Soccer Newcastle owners given stark reminder of task ahead after loss to Tottenham TV Channel
Newcastle United fans have had little to cheer in recent years so perhaps it was little wonder many got carried away on Sunday by the optimism surrounding the club’s new Saudi Arabian-backed era, no matter the consequences.
But then the football started.
Prior to kick-off against Tottenham, the city was awash with excitement. Fans swarmed the streets around St James’ Park dressed in black and white. Some wore headdresses and draped Saudi flags in tribute to their new owners, who have promised a brighter future after years of stagnation. More than anything, they have provided hope to a club which has been treading water.
Saudi Arabian students who had travelled from Birmingham were asked for pictures, Kuwaiti students based in Newcastle had turned up to sample the “vibes”. Over the road from the statue of former manager Sir Bobby Robson, a drummer inspired supporters to dance.
Such exuberant scenes were in stark contrast, though, to a protest nearby. A van with a picture of the murdered Saudi journalist Jamal Khashoggi circled the stadium. Western intelligence agencies believe the Crown Prince of Saudi Arabia, Mohammed bin Salman, ordered Khashoggi’s murder in 2018 – which he denies.
Inside the ground, Newcastle’s fans were determined to celebrate. The group Wor Flags were taking their seats for the first time in 897 days. They had turned their backs on the club because of disillusionment over Mike Ashley’s 14-year reign, but had returned to display their vision of the future in front of the new owners.
Their flag, which stretched across the Gallowgate End, quoted lyrics from Big River, a 1995 song by local hero Jimmy Nail.
“This is a mighty town built upon a solid ground,” it said. “And everything they’ve tried so hard to kill, we will rebuild.”
Its reveal was met with the type of roar we have come to expect from St James’ Park. Some fans were in tears about a day they thought might never come.

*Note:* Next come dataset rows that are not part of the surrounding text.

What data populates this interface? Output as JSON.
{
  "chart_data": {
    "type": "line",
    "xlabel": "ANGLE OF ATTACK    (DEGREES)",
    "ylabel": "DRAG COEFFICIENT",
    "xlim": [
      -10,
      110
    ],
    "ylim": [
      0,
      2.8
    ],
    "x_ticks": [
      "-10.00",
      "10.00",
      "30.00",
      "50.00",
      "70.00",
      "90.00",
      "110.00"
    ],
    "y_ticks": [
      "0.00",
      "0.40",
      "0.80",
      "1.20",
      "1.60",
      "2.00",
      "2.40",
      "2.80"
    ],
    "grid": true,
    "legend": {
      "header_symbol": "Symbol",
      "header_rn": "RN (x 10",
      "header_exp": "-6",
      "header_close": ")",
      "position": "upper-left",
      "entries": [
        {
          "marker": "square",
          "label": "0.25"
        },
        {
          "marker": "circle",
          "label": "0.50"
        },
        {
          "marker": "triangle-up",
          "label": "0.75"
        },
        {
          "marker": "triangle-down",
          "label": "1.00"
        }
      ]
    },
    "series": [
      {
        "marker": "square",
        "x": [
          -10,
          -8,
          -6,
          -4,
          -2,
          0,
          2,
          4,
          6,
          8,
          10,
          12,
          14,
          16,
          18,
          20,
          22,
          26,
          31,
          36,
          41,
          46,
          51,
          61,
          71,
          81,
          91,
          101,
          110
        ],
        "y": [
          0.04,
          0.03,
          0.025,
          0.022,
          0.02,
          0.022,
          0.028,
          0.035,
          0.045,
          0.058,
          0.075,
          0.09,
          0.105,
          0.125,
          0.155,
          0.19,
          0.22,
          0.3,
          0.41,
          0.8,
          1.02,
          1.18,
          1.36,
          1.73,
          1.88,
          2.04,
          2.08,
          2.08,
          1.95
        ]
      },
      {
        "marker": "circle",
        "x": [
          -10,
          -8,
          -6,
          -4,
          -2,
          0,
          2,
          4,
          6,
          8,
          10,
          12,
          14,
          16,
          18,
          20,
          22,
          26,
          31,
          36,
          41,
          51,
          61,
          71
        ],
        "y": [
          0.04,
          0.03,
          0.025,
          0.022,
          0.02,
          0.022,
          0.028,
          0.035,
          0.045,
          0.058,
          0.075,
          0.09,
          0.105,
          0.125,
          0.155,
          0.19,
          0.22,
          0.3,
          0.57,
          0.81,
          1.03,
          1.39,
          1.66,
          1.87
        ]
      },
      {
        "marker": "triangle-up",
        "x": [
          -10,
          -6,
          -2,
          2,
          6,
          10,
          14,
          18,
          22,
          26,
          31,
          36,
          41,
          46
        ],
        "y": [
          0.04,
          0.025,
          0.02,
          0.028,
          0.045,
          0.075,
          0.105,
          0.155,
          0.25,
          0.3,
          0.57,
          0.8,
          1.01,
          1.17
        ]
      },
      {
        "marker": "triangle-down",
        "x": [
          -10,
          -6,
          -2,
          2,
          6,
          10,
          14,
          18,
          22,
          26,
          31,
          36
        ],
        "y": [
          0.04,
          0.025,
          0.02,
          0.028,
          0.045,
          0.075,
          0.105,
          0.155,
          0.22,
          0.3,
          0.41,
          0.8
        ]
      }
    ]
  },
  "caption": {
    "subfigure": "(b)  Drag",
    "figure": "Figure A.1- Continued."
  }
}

It must have been everything that part-owner Amanda Staveley hoped for as she was joined in the directors’ box by new non-executive chair Yasir Al-Rumayyan, who is also the governor of the Saudi state’s Public Investment Fund, which has provided 80% of the capital for the £305m takeover.
The euphoria was palpable, and it carried over into the match as Callum Wilson nodded in a header after two minutes to make home fans believe again.
Staveley hugged her husband and Al-Rumayyan, who broke out into a broad grin. If the 51-year-old needed a demonstration of why the Saudis were right to invest, this was perfect.
With Allan Saint-Maximin zipping about the pitch and Wilson sniffing another goal, perhaps the demand for an upgrade in players was over-stated?
But then the symptoms of the Ashley era came into view and showed the new owners how big a task they face.
Joelinton, the club record £40m forward who cannot score, fluffed a pass. Newcastle’s midfield failed to offer their defence any protection, allowing Spurs to cut through and set up Harry Kane for his first league goal of the season.
After a lengthy first-half stoppage as a fan was treated for a medical emergency, it was the visitors who re-emerged more focused. The lack of depth in Newcastle’s squad was also exposed when Jonjo Shelvey was brought on to try to turn the game around and ended up being sent off for two clumsy challenges, the second described as “stupid” by Magpies legend Alan Shearer.
The jubilation seen in the directors’ box early on was gone. Stoney faces watched on.
Their gaze may well have been trained on Steve Bruce, who was completing his 1,000th game in management.
Sacking the 60-year-old, who has long been criticised by fans, would have been an easy way of signalling the new owners’ intent and there were reports he would be sacked last week.
But by only confirming he would take charge against Spurs 45 minutes prior to his pre-match press conference on Friday, the club left the manager in an awkward position. It means the new owners have more questions to answer.
They have called for patience from fans as they apply a considered approach to the new era. For most of the match, it seemed to have been heeded by supporters, who wanted to make the party a positive one.
But with no answers coming from the Newcastle boss after 74 minutes, a chant of “we want Brucey out” rippled along the Gallowgate End and slowly grew around the stadium.
The volume increased as the game slipped away and although a brief hope returned with Eric Dier’s own goal, by that stage the home fans had joined their Tottenham counterparts in singing “you’re getting sacked in the morning”.
All of a sudden it felt like nothing had changed at all.
Bruce says he will “crack on until I hear otherwise” but it may be that the performance sharpens a few minds as the new hierarchy seek to avoid the club getting involved in a relegation scrap.
It was a stark reminder – as if it were needed – that the owners welcomed as heroes have a major task on their hands.